Alors, au final, quelle solution pour la Belgique ? Le retour aux urnes ? Personne n’en veut. « C’est pourtant le scénario le plus probable », pour Demetrio Scagliola, éditorialiste du groupe Sud Presse. Reste qu’il faudra attendre que le gouvernement en affaires courantes boucle le budget 2011 avant de pouvoir l’envisager sérieusement. Un plan B ? C’est un peu le monstre du Loch Ness belge. Tout le monde en parle mais personne ne l’a jamais vu. Pourtant il existe. Un groupe de travail portant le doux nom de « 4P3U » (4 partis et 3 universités francophones) planche sur un scénario de scission du pays depuis plusieurs années. Des notes circulent sur le volet financier d’un tel scénario. Mais c’est une hypothèse lointaine.

« Le problème, c’est pas la langue, c’est le SEX »

En attendant, l’impasse est toujours complète. Faudra-t-il un élément extérieur pour briser le cercle vicieux ? Et si les marchés financiers venaient à « s’occuper » du cas belge avec la même rapacité que pour la Grèce, l’Irlande ou le Portugal ? Les partis politiques reviendraient-ils à un peu plus de réalisme pour sauver le bateau contre les flibustiers de la haute finance ? A voir. Et si ce n’était pas le Capital, mais le Travail qui passait à l’offensive ? La grogne sociale monte en Belgique, au Nord comme au Sud du pays, pour plusieurs motifs. Le principal est l’accord interprofessionnel, que deux syndicats ont refusé (la FGTB socialiste et la CGSLB libérale) tandis que le troisième, mais aussi le plus important, la CSC (chrétienne), l’acceptait. Un appel à une journée nationale de grève pour le vendredi 4 mars a déjà été lancé par la FGTB. Et le gouvernement (toujours en affaires courantes) est appelé à jouer les arbitres entre le patronat et les syndicats, ce qui ne sera pas simple dans le contexte actuel.

La « petite gauche », quant à elle, s’est toujours tenue à l’écart de la bagarre communautaire. Une position qui ne lui a pourtant pas apporté les faveurs de l’électeur. Pour lutter contre les dérives séparatistes, le PTB a lancé une campagne au slogan racoleur : « Le problème, ce n`est pas la langue mais le SEX ». SEX signifiant « les menaces sur la Sécurité sociale, les pertes d`Emploi et les dangers de la Xénophobie ».
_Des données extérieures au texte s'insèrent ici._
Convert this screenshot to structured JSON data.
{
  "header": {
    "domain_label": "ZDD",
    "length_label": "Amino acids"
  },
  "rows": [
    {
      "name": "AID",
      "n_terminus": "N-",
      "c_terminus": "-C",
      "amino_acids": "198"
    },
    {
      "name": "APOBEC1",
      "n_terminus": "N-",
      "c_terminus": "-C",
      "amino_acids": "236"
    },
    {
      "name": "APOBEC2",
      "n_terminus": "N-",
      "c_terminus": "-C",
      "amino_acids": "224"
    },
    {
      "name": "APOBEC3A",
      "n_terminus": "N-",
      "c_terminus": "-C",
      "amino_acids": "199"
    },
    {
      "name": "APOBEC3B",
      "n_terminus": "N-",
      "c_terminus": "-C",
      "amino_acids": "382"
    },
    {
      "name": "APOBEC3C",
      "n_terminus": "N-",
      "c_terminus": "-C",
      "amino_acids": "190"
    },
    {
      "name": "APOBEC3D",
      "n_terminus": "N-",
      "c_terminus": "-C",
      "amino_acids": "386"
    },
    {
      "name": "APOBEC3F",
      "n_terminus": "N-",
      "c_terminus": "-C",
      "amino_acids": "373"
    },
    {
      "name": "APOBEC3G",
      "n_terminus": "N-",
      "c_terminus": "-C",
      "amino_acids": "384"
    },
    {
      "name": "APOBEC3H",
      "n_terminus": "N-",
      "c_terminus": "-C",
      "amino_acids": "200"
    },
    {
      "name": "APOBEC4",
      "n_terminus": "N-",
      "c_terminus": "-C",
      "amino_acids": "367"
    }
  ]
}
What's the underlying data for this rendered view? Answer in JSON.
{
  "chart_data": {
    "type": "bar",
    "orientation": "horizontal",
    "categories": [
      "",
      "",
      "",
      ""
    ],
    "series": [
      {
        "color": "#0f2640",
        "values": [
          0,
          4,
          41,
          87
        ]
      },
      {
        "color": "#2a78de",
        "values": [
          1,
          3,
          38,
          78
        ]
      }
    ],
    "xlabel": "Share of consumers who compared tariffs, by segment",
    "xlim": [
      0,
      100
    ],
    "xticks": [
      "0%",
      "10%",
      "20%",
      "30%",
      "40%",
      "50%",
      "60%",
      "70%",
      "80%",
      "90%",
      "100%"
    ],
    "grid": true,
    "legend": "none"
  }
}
Anja Deschoemacker, porte-parole du PSL, ne mâche pas ses mots envers la N-VA et son programme ultralibéral : « Il semble totalement échapper à la N-VA que c’est cette politique libérale qui a conduit à la crise mondiale actuelle. La N-VA pense-t-elle que le néolibéralisme mène partout à un bain de sang social et à l’appauvrissement, mais que par magie la population flamande peut être sauvée ? » Et Anja Deschoemacker d’ajouter : « Ce qui échappe aussi à la N-VA, c`est le fait que la Flandre est tout sauf unanime – même si les partis flamands le sont – sur la nécessité d’un démantèlement des dépenses sociales et des services publics. » Ce n’est pas Luc Cortebeeck, le président de la CSC (syndicat chrétien, majoritaire en Flandre) qui dira le contraire, lui qui critique ouvertement la N-VA, notamment dans ses velléités de scinder la Sécurité sociale ou l’Administration de l’emploi.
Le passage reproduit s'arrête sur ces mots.